With both versions out, Gary Guthrie, program director at WAKY-AM in Louisville, Kentucky, recalled hearing Diamond’s version with his soon-to-be ex-wife, who cried listening to the lyrics. As a parting gift to her, Guthrie mashed up Diamond and Streisand, and other DJs followed with more remixes. The popularity of the radio play prompted Columbia Records to bring Diamond and Streisand together to officially cut the song.
The Diamond and Streisand duet of “You Don’t Bring Me Flowers” transformed the original into a heartfelt ballad on a withering love.

You don’t bring me flowers
You don’t sing me love songs
You hardly talk to me anymore
When you come through the door
At the end of the day
I remember when
You couldn’t wait to love me
Used to hate to leave me
Now after lovin’ me late at night
When it’s good for you, babe
And you’re feeling alright
Well, you just roll over
And you turn out the light
And you don’t bring me flowers anymore
“It was the two of us with a piano, and we sang it, and they put the strings on it later,” recalled Diamond. “And just—I think two or three takes.
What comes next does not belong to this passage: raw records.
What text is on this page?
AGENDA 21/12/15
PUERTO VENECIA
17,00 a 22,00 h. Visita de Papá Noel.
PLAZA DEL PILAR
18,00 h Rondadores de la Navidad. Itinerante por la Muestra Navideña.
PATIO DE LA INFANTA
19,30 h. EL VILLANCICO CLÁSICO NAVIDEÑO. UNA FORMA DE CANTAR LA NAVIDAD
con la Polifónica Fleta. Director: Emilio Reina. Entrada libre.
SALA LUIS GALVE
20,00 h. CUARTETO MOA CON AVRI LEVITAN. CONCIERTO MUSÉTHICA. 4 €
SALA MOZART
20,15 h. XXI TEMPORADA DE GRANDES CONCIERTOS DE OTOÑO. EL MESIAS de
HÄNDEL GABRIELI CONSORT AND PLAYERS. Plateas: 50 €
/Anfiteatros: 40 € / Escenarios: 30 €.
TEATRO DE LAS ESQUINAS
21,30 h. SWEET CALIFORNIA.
And, you know, it was easy. I mean, she’s, you know, probably the greatest female singer of my generation.
Once released, “You Don’t Bring Me Flowers” topped the Billboard Hot 100 for two consecutive weeks and picked up two Grammy nominations for Record of the Year and Best Pop Vocal Performance by a Duo. Diamond and Streisand later performed the song together at the 22nd Annual Grammy Awards.
The performance was staged the evening before by Streisand. After learning of the setup of three stools, two for both singers and a third in the middle holding a bouquet, she shared an alternative scene.
“I said Neil and I would come onstage from two different sides,” recalled Streisand. “There would be no announcement of our names. I made up a whole backstory about this couple. We’ve [been] married for 15 or 20 years, and we’re breaking up. We really are sad to do it, but we’ve had it. We don’t give each other anything anymore, and so we slowly walk together. To me, that’s the way it should have been staged, very simply and coming together to say goodbye in a sense.”